AndroidPhoto credit: android.com

Google’s celebrating a very special anniversary this fall. It’s ten years since one of its most successful products launched and went on to help revolutionize the smartphone market.

Android launched a decade ago and has now become the world’s most dominant and widely-used mobile operating system.

CGTN’s Phil Lavelle reports.

Technology reviewer Juan Carlos Bagnell has seen the system change over the years and offers a much more refined experience.

“Early impressions of Android were that it was ugly, it was laggy, it was stuttery,” said Bagnell, “The iPhone was so smooth and easy to use, but it had so much functionality built into it that then we’ve seen Apple has been trying to catch up with the functionality, Google has been trying to catch up with the ‘pretty’ and now we’re meeting in the middle.”

Android launched as Google’s alternative to Apple’s iPhone in late 2008.

It came on an HTC device. For a long time, HTC was Google’s main partner. It provided access to Google’s services like Maps and Gmail and allowed seamless searching with Google’s search engine.

The iPhone had just launched and had revolutionized how people saw smartphones. Google wanted in on that market.

But it went for a different strategy. Whereas Apple sold premium devices it manufactured, and which ran its own operating system, Google simply made the software.

It was an open-source option, meaning any manufacturer could take it and amend it to their own specifications.

The plus is that Google got its OS out there on billions of devices made by dozens of manufacturers and got users hooked on its services, allowing them to sell targeted advertising.

By spreading itself across both cheaper and high-end devices, it was able to get devices in the hands of more people.

More than 80 percent of the world’s smartphones now run on Android.

Kaycea Campbell, Economics Professor at Pierce College in Los Angeles explains, “They get our eyeballs. They get us using the apps that are there on that system. Google Maps, Google Search. Remember that Google is an advertising company.
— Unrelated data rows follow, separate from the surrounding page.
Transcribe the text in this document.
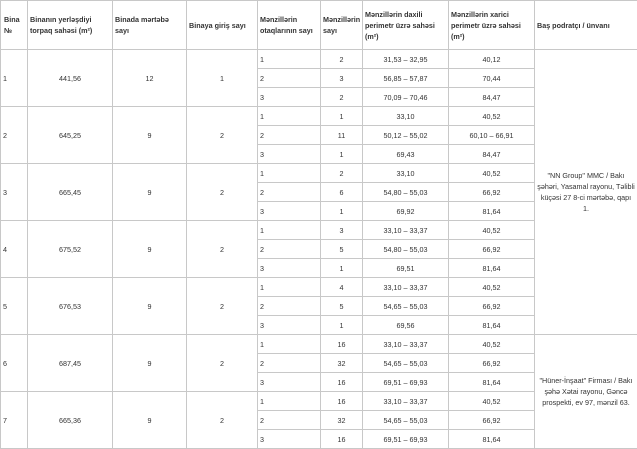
Bina №	Binanın yerləşdiyi torpaq sahəsi (m²)	Binada mərtəbə sayı	Binaya giriş sayı	Mənzillərin otaqlarının sayı	Mənzillərin sayı	Mənzillərin daxili perimetr üzrə sahəsi (m²)	Mənzillərin xarici perimetr üzrə sahəsi (m²)	Baş podratçı / ünvanı
1	441,56	12	1	1	2	31,53 – 32,95	40,12	"NN Group" MMC / Bakı şəhəri, Yasamal rayonu, Təlibli küçəsi 27 8-ci mərtəbə, qapı 1.
				2	3	56,85 – 57,87	70,44	
				3	2	70,09 – 70,46	84,47	
2	645,25	9	2	1	1	33,10	40,52	
				2	11	50,12 – 55,02	60,10 – 66,91	
				3	1	69,43	84,47	
3	665,45	9	2	1	2	33,10	40,52	
				2	6	54,80 – 55,03	66,92	
				3	1	69,92	81,64	
4	675,52	9	2	1	3	33,10 – 33,37	40,52	
				2	5	54,80 – 55,03	66,92	
				3	1	69,51	81,64	
5	676,53	9	2	1	4	33,10 – 33,37	40,52	
				2	5	54,65 – 55,03	66,92	
				3	1	69,56	81,64	
6	687,45	9	2	1	16	33,10 – 33,37	40,52	"Hüner-İnşaat" Firması / Bakı şəhə Xətai rayonu, Gəncə prospekti, ev 97, mənzil 63.
				2	32	54,65 – 55,03	66,92	
				3	16	69,51 – 69,93	81,64	
7	665,36	9	2	1	16	33,10 – 33,37	40,52	
				2	32	54,65 – 55,03	66,92	
				3	16	69,51 – 69,93	81,64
Their aim is not to sell a phone, their aim is to sell advertisements.

If you have a phone using their particular apps, then they’ve pretty much won in terms of their business model.”
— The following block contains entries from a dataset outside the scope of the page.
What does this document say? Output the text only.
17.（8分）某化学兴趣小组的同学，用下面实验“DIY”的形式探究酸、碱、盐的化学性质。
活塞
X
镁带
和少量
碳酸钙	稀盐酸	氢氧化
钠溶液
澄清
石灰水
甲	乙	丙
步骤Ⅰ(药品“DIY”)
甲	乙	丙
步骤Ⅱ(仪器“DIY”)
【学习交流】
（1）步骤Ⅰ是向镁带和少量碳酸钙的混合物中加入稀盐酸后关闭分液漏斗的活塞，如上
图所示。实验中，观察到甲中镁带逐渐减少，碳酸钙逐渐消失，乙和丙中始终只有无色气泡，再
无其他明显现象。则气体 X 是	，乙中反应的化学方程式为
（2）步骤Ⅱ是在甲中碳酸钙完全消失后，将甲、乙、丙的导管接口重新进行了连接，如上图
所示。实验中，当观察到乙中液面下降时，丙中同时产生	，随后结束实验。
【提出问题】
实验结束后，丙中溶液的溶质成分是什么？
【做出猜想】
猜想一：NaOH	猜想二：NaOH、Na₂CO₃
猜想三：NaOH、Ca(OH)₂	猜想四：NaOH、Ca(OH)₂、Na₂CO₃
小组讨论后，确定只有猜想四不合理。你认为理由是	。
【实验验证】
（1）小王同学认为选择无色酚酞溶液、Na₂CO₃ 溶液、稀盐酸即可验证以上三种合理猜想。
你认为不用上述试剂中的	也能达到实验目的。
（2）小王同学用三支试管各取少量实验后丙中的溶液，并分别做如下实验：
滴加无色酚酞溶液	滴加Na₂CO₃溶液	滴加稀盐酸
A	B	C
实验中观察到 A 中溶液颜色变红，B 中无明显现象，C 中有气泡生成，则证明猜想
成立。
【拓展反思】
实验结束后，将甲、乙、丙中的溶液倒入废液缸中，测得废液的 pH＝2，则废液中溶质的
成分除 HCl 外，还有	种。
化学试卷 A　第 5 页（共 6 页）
One of Google’s big success stories has been China.

Although Google doesn’t have a presence there, its Android platform does and it is booming.

Manufacturers such as ZTE and HTC have been able to use it by stripping out the Google element and just running the Android side of it.
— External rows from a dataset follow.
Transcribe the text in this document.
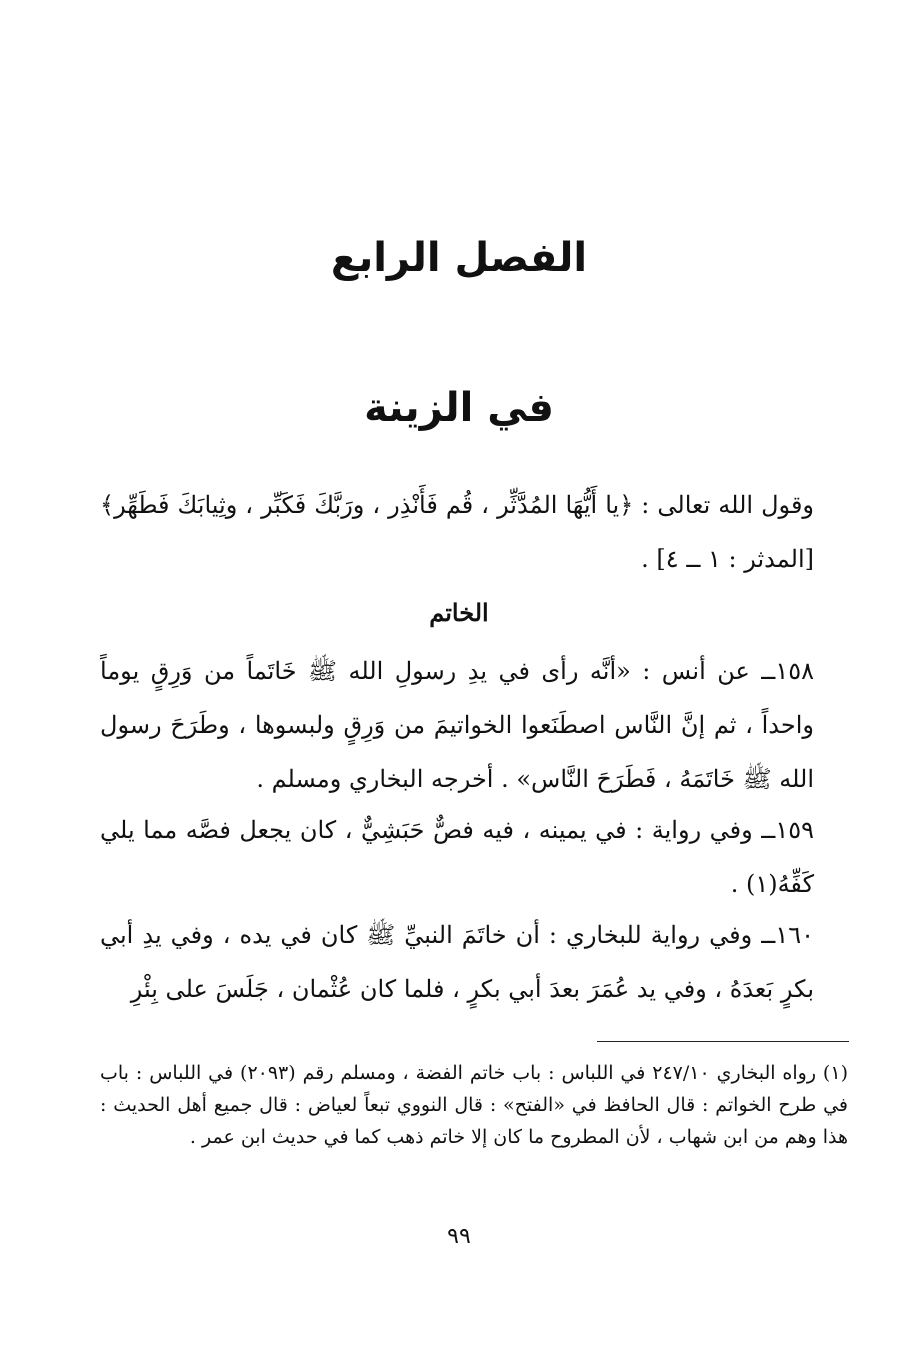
الفصل الرابع
في الزينة
وقول الله تعالى : ﴿يا أَيُّهَا المُدَّثِّر ، قُم فَأَنْذِر ، ورَبَّكَ فَكَبِّر ، وثِيابَكَ فَطَهِّر﴾ [المدثر : ١ ــ ٤] .
الخاتم
١٥٨ــ عن أنس : «أنَّه رأى في يدِ رسولِ الله ﷺ خَاتَماً من وَرِقٍ يوماً واحداً ، ثم إنَّ النَّاس اصطَنَعوا الخواتيمَ من وَرِقٍ ولبسوها ، وطَرَحَ رسول الله ﷺ خَاتَمَهُ ، فَطَرَحَ النَّاس» . أخرجه البخاري ومسلم .
١٥٩ــ وفي رواية : في يمينه ، فيه فصٌّ حَبَشِيٌّ ، كان يجعل فصَّه مما يلي كَفِّهُ(١) .
١٦٠ــ وفي رواية للبخاري : أن خاتَمَ النبيِّ ﷺ كان في يده ، وفي يدِ أبي بكرٍ بَعدَهُ ، وفي يد عُمَرَ بعدَ أبي بكرٍ ، فلما كان عُثْمان ، جَلَسَ على بِئْرِ
(١) رواه البخاري ٢٤٧/١٠ في اللباس : باب خاتم الفضة ، ومسلم رقم (٢٠٩٣) في اللباس : باب في طرح الخواتم : قال الحافظ في «الفتح» : قال النووي تبعاً لعياض : قال جميع أهل الحديث : هذا وهم من ابن شهاب ، لأن المطروح ما كان إلا خاتم ذهب كما في حديث ابن عمر .
٩٩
It means that they’ve saved billions of dollars in developing their own operating systems, explains tech author Marsha Collier.

“What’s amazing is we can’t get a Huawei phone here [in the U.S.]. And they’re beautiful phones. But the thing is that in five years, they’ve built a $50 billion handset business and that’s amazing. Worldwide, they outsell much of the other brands,” said Collier.

Many now believe the smartphone has plateaued and that there is little room left for innovation at a hardware level.

The focus has moved to elements like AI, artificial intelligence. Who knows where Android could be in another ten years’ time.